Building retelling into a lesson by having a student talk about what they have done and discovered also provides a wonderful opportunity for formative assessment. It allows the teacher to hear what the student truly understands, pick up any misconceptions that the student may have and recognize any gaps in the students’ learning. Skilful questioning will aid the learner in organizing their facts into the correct order and allow for clarification of concepts. 
This semester I have stepped this “retelling technique” up a notch by having a colleague from across the province, who is also a science teacher, Skype into the classroom.  Prior to each Skype call, my colleague and I discuss what we are currently up to in my science room so he is aware of what to expect of the conversation and can therefore provide appropriate prompts for the learner.
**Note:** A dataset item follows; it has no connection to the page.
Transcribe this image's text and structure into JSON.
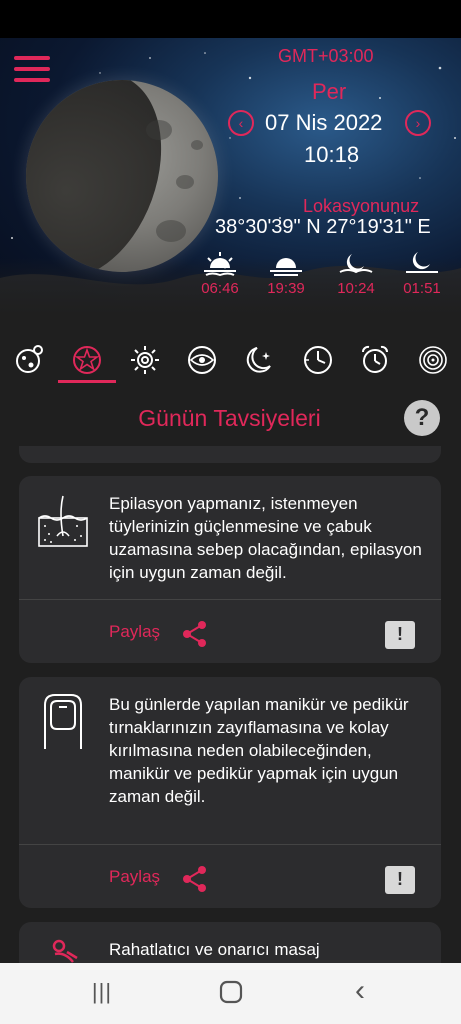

At regular intervals, my colleague from Smarter Science has Skyped into my classroom. Because he is a teacher himself he knows how to speak to the students in a respectful and appropriate manner. He is skilled at using higher order questioning to draw answers out of the students. When he hears a misconception he gently corrects it with an age appropriate example. The students look forward to his calls. On days that I announce that we will be getting a Skype call in class there is great anticipation. The students determine whose turn it is to talk first. They get their projects ready to show our Skype caller. When the now familiar “Blip-blip-blip” of an incoming Skype call comes in they cheer! Eureka! Another way to engage the 21st century learner!
My experiment with Skype in the classroom has also provided me with another, unexpected, teachable moment in class. The students have questioned me about how I know our Skyper. This provided me with the opportunity to talk about how I met him in person before ever going online with him, how I was sure he was really is who he says he is and how easy it is for people to present themselves as someone other than who they really are online. Online safety can never be stressed too much with our vulnerable youth!
An extension I can see arising from the learning opportunity of Skype in the classroom is to have a pool of retired teachers who would volunteer to engage in these conversations.  As teachers they would be comfortable talking with youth, skilled at questioning techniques, and knowledgeable of specific subject areas.